Igor Thiago tiene grandes sueños. El recién llegado delantero del Brentford, fichado del Club Brujas por unos 30 millones de libras, declaró recientemente a la prensa que está listo para competir cara a cara con Erling Haaland por la Bota de Oro de la Premier League. A ver, es una declaración tremenda de un tipo que aún no ha jugado ni un minuto en Inglaterra. Marcó 18 goles en 34 partidos de la Pro League belga la temporada pasada, lo cual es sólido, sin duda. ¿Pero la Premier League? Eso es una bestia completamente diferente.
Haaland, a pesar de todas las críticas de este último año, anotó 27 goles en liga en 2023-24, ganando su segunda Bota de Oro consecutiva. La temporada anterior marcó 36. El hombre es una máquina de hacer goles en un equipo del Manchester City que crea ocasiones como ningún otro. Thiago, por su parte, se une a un Brentford que terminó 16º la temporada pasada, marcando solo 56 goles como equipo. Ivan Toney, su hombre principal, solo logró 4 goles en 17 apariciones después de su sanción. El sistema de apoyo simplemente no es el mismo.
**Un sueño brasileño y una dura realidad**
La motivación de Thiago, dice, es representar a Brasil. "Saber que voy a marcar goles contra Erling Haaland, y quizás estar por delante de él, me da mucha motivación para intentar llegar a la selección nacional", afirmó. Hay que respetar la ambición. La delantera de Brasil no carece precisamente de talento. Vinicius Jr. acaba de ganar la Liga de Campeones con el Real Madrid, marcando en la final contra el Borussia Dortmund. Rodrygo y Endrick también están en la contienda. Recibir una convocatoria significa que estás haciendo algo especial.
¿Pero perseguir a Haaland? Ahí es donde llega el baño de realidad. El último jugador que no se llamaba Haaland o Harry Kane en ganar la Bota de Oro fue Mohamed Salah en 2021-22, con 23 goles. Jamie Vardy la ganó en 2019-20 con 23 goles. No fueron temporadas de casualidad. Eran goleadores probados de la Premier League en la cima de sus poderes. Thiago es una incógnita en Inglaterra. Es físico, claro, y decente en el juego aéreo, pero la liga belga no es conocida por su rigor defensivo.

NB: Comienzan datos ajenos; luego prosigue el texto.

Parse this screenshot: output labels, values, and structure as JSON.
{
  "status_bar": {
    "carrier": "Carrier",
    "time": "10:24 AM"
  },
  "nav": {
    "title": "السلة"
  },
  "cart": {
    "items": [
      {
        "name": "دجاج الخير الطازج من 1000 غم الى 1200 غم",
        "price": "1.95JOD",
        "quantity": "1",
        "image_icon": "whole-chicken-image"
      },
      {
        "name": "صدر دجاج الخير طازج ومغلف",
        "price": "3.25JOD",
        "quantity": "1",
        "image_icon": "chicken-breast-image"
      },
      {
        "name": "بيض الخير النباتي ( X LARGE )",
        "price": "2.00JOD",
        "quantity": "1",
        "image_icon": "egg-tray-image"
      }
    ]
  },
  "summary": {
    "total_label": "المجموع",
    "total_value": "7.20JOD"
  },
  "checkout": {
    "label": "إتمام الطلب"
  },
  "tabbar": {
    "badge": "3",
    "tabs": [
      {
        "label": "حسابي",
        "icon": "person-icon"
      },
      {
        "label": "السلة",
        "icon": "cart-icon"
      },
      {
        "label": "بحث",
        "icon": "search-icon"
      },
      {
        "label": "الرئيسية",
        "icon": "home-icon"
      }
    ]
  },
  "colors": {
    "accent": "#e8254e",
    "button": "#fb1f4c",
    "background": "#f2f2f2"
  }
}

La cuestión es que, incluso si Thiago no se acerca al recuento de Haaland, este tipo de declaraciones son buenas para el Brentford. Crea expectación. Le pone un objetivo en la espalda, claro, pero también señala a un jugador que cree en sí mismo. Los Bees necesitan un goleador fiable. Echaron de menos la presencia de Toney durante gran parte de la temporada pasada. Yoane Wissa fue su máximo goleador con 12 goles, seguido de Bryan Mbeumo con 9. Si Thiago puede alcanzar, digamos, 15 goles en su temporada de debut, eso sería un éxito masivo para el equipo de Thomas Frank. Ese es probablemente el techo realista, y sinceramente, un retorno fantástico.
Y aunque una Bota de Oro parece descabellada, no se trata enteramente del premio en sí. Se trata de establecer una meta audaz. Se trata de superarse a sí mismo. Si esa rivalidad interna con Haaland, incluso una percibida, lo impulsa a trabajar más, a afinar su puntería, entonces es una victoria para el Brentford. ¿Mi opinión? Thiago terminará con más goles que Darwin Núñez la próxima temporada, pero aún estará al menos 10 por detrás de Haaland.
Tiene hambre, se nota. Pero la Premier League es una maestra brutal. Aprenderá rápidamente que los goles aquí se ganan, no solo se marcan.
Predeciré audazmente que Thiago terminará con 17 goles en la Premier League la próxima temporada, lo que le valdrá una improbable convocatoria a la Seleção a finales de 2025.